Optional Python Dependencies (for the assistant)

  • DashScope API key (for the LLM-powered assistant at /assistant/chat)

Development Setup

git clone https://github.com/mikesplore/vela.git
cd vela

# Create virtual environment and install
python -m venv .venv
source .venv/bin/activate
pip install -e .

# Copy config and customize
cp config.yaml.example config.yaml
# Edit config.yaml with your settings

# Run
vela

OpenAPI docs available at http://127.0.0.1:8765/docs.

Production Setup

./setup.sh

This will:

  • Prompt for credentials, VPS URL, agent ID
  • Generate a config.yaml and .env
  • Install vela.service and vela-agent.service as user systemd units

Agent Registration

Vela agents authenticate to the VPS relay using a secret token. Registration follows a two-step flow:

First-Time Registration

When you run vela-agent for the first time with no AGENT_SECRET, it performs a first-time registration:

# The agent sends a registration request with the agent_id
curl -X POST http://<vps-url>:8000/register \
  -H "Content-Type: application/json" \
  -d '{"agent_id": "my-agent", "public_address": "http://10.0.0.1:8080", "metadata": {"location": "home", "version": "1.0.0"}}'

# Response includes an agent secret that authenticates this agent going forward:
{
  "agent": { ... },
  "secret": "ubiuctIGyF_-d7hlIOcrNFBMR5x1CW3Mq-s7Nv5XkKA",
  "ws_token": "LY6ggkkI3QU1G9_SeZIt4zrdHiuK6AOhi7kEF6iifis",
  "expires_at": "2026-06-22T14:10:38Z"
}

The secret is automatically saved to .env and used for all subsequent connections. The ws_token is used to establish the WebSocket tunnel.

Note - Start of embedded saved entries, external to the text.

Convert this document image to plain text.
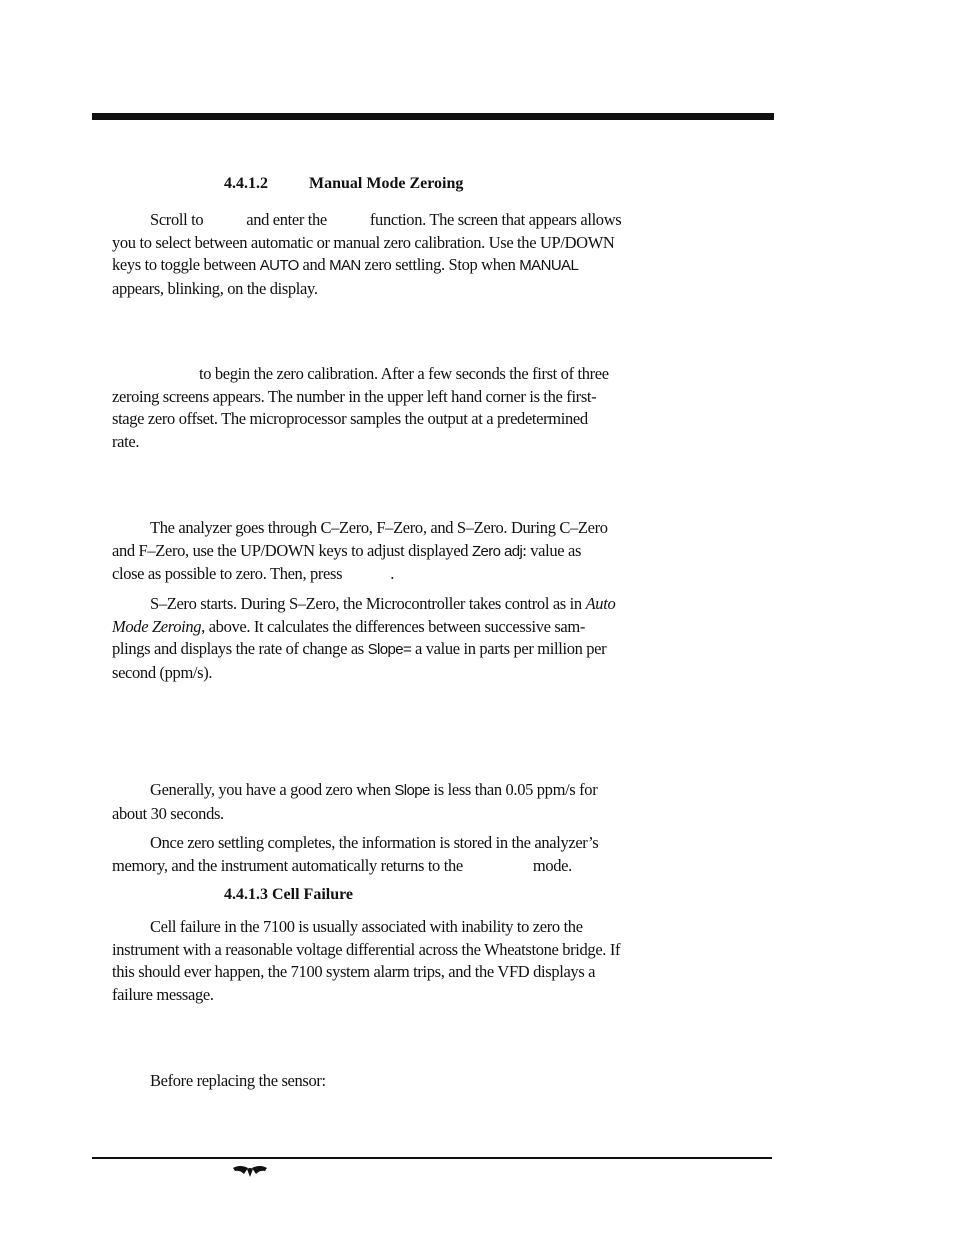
4.4.1.2	Manual Mode Zeroing

Scroll to	and enter the	function. The screen that appears allows
you to select between automatic or manual zero calibration. Use the UP/DOWN
keys to toggle between AUTO and MAN zero settling. Stop when MANUAL
appears, blinking, on the display.

to begin the zero calibration. After a few seconds the first of three
zeroing screens appears. The number in the upper left hand corner is the first-
stage zero offset. The microprocessor samples the output at a predetermined
rate.

The analyzer goes through C–Zero, F–Zero, and S–Zero. During C–Zero
and F–Zero, use the UP/DOWN keys to adjust displayed Zero adj: value as
close as possible to zero. Then, press	.

S–Zero starts. During S–Zero, the Microcontroller takes control as in Auto
Mode Zeroing, above. It calculates the differences between successive sam-
plings and displays the rate of change as Slope= a value in parts per million per
second (ppm/s).

Generally, you have a good zero when Slope is less than 0.05 ppm/s for
about 30 seconds.

Once zero settling completes, the information is stored in the analyzer’s
memory, and the instrument automatically returns to the	mode.

4.4.1.3 Cell Failure

Cell failure in the 7100 is usually associated with inability to zero the
instrument with a reasonable voltage differential across the Wheatstone bridge. If
this should ever happen, the 7100 system alarm trips, and the VFD displays a
failure message.

Before replacing the sensor:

Re-registration (Normal Reconnect)

On subsequent startups, the agent already has an AGENT_SECRET and simply re-registers to get a fresh ws_token:

curl -X POST http://<vps-url>:8000/register \
  -H "Content-Type: application/json" \
  -H "X-API-Key: <current-secret>" \
  -d '{"agent_id": "my-agent"}'

Password Change (Regenerate Secret)

To rotate your agent secret (equivalent to changing your password):

vela-agent --regenerate-secret

Or via API:

curl -X POST http://<vps-url>:8000/register \
  -H "Content-Type: application/json" \
  -H "X-API-Key: <current-secret>" \
  -d '{"agent_id": "my-agent", "regenerate_secret": true}'

# Response includes a new secret and ws_token

The new secret is automatically persisted to .env.

Configuration

config.yaml

host: 127.0.0.1
port: 8765
secret_key: <32+ character random string>
token_expire_minutes: 1440
username: admin
password_hash: <bcrypt hash>
log_level: INFO

# Security
allowed_origins: []
allowed_ips:
  - 127.0.0.1
  - ::1
allowed_base_dirs:
  - /home/youruser

# Rate limiting
rate_limit_default: 100/minute
route_rate_limits:
  /auth/token: 10/minute
  /ping: 60/minute

# Feature flags
feature_flags:
  display: true
  audio: true
  power: true
  notifications: true
  network: true
  filesystem: true
  input_control: true
  system_info: true
  monitoring: true
  processes: true
  security: true
  scheduler: true
  maintenance: true
  media: true
  clipboard: true

# DashScope assistant
dashscope_api_url: https://dashscope-intl.aliyuncs.com/api/v1
dashscope_api_key: <your-api-key>
dashscope_model: qwen-plus
assistant_system_prompt: "You are Vela..."
assistant_action_pin: null
assistant_action_timeout_seconds: 120

Environment variables (.env)

See .env.example for the full list. Key variables:

Variable Description
VPS_URL VPS relay URL (e.g. http://your-vps:8000)
AGENT_ID Unique agent identifier
AGENT_SECRET Agent authentication secret (auto-generated on first registration)
PUBLIC_ADDRESS Public address of this agent (optional, first registration)
METADATA JSON metadata for agent registration (optional)

API Endpoints

Authentication

  • POST /auth/token β€” Login, returns JWT bearer token
  • GET /auth/me β€” Get current user

System Routers

Prefix Description
/filesystem Read/write files, list directories
/audio Volume control, audio output switching
/display Screen lock, display info
/power Shutdown, reboot, suspend
/notifications Send desktop notifications
/network Network info, WiFi management
/input_control Mouse/keyboard control
/system_info OS, hardware, resource info
/monitoring CPU, memory, disk monitoring
/processes List/kill processes
/security Screen lock, webcam control, login history
/scheduler Task scheduling
/maintenance System maintenance tasks
/media Media playback control
/clipboard Clipboard read/write

Assistant

  • POST /assistant/chat β€” Natural language chat with LLM-powered tool calling
  • GET /assistant/conversations β€” List conversation history
  • GET /assistant/conversations/{id} β€” Get conversation details

Health

  • GET /health β€” Service health check
  • GET /ping β€” Connectivity check

Assistant (LLM Integration)

Vela includes a DashScope-powered chat assistant at /assistant/chat. It uses Qwen models with tool-calling to map natural language to system operations.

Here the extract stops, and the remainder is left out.